USB and Embossers
Most modern desktop and laptop computers do not have Parallel or Serial Ports. However, many older embossers still in use do not have a USB port. So how can you connect your Parallel or Serial embosser to your computer?
If you have a desktop PC, one of the simplest ways is to add an expansion card to provide the Parallel or Serial port you need.
If your embosser has a Parallel port, another option is to purchase a "USB to parallel cable." An Internet search should result in a wide choice of local suppliers. Follow the manufacturer's installation instructions to attach the cable.
In the following example we have used a cable purchased from Maplin, Part Number A94BF (http://www.maplin.co.uk). The installation process may vary with alternative makes and models, but in principle should be the same or similar.
Note: The Windows process below is normally specific to a particular USB port. You should choose a USB port which you will always use to connect your embosser. Before you add a "printer" as documented below, make sure you first close DBT. (You want to launch it after this step so that it will notice the new printer driver you just installed.)

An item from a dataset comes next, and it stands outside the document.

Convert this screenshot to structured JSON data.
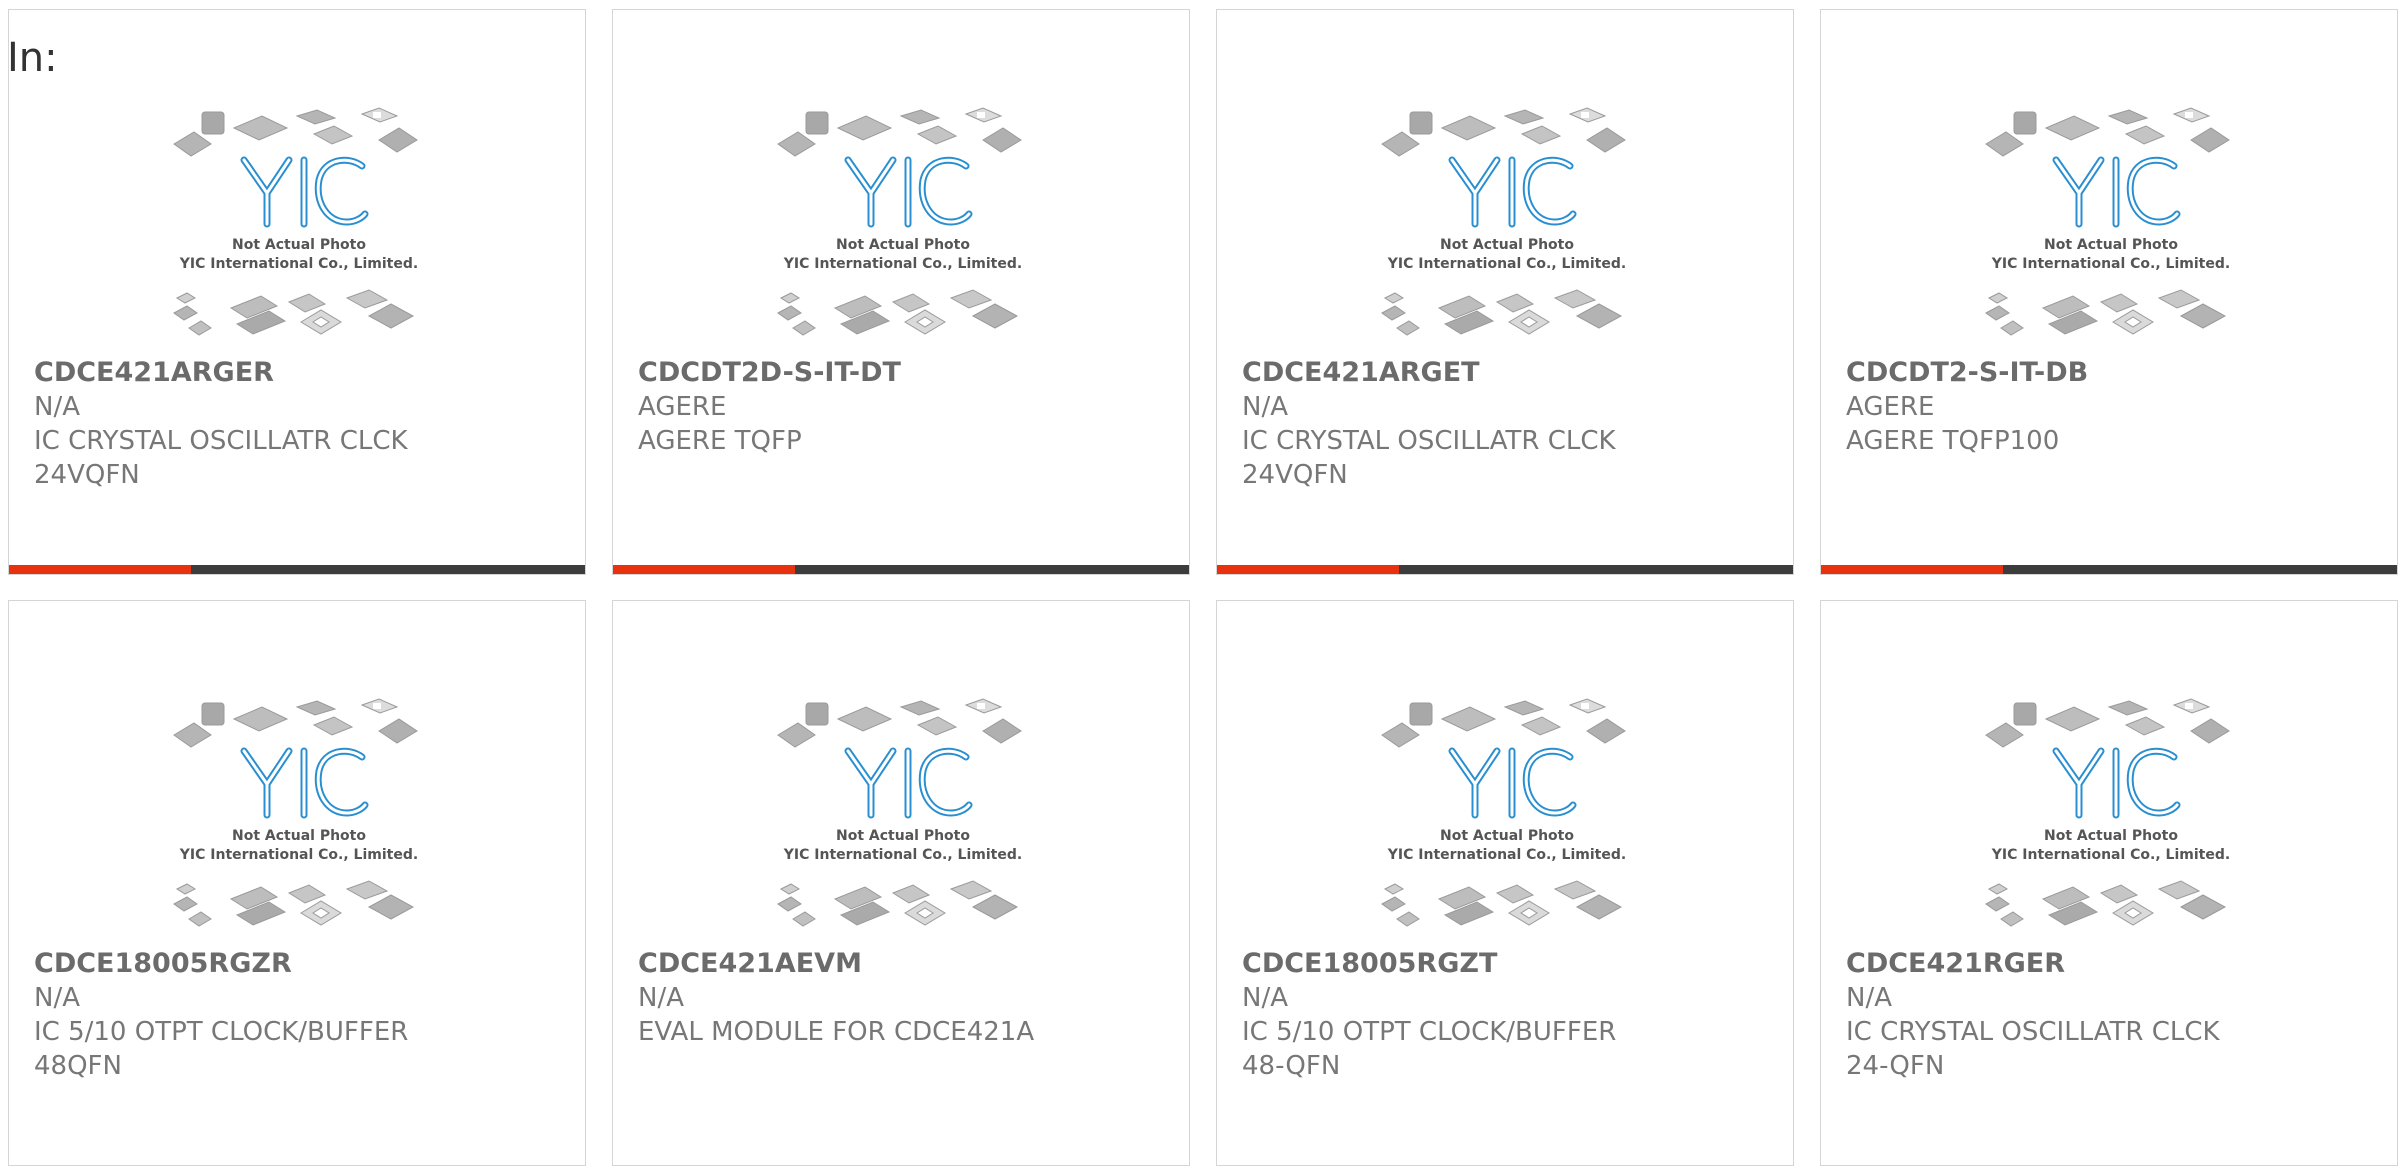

You now need to "Add a Printer," which is done in the normal way in Windows. In particular, you should select "Local Printer," and specifically NOT ask Windows to detect the printer automatically.
You will then be asked to select a printer port. From the drop down list of ports, look for "USB### (Virtual Printer Port for USB)," where ### will be a USB port number. If more than one USB port appears in the list, and the newly purchased cable for this purpose was the last thing you connected to the computer's USB ports then choose the port with the highest number.
At the next dialog, you will be asked to select a printer. In this case, from the Manufacturer list select "Generic," and from Printers list select "Generic /Text Only" as shown below.
You will be asked to name your printer, and at this point, we suggest you enter a meaningful name by adding "(Brailler on USB Port)" - or the like - to the name suggested by Windows.
Eventually, the process will ask if you wish to print a test page. We suggest you answer "Yes". Provided you have selected the correct port, this test will emboss about two pages of test data. What is important is that you get the output, not the braille itself. The braille is likely to be untranslated.
You are now ready to set up your embosser inside DBT. The full instructions for configuring a new embosser are covered in Global: Embosser Setup. However, there is one helpful point to add to that discussion. In the General Tab, Output Options section of that dialog, select your newly installed embosser using the "Send to Printer" selection as shown below.
We suggest you test the installation with a short document to ensure that you have correctly configured your embosser.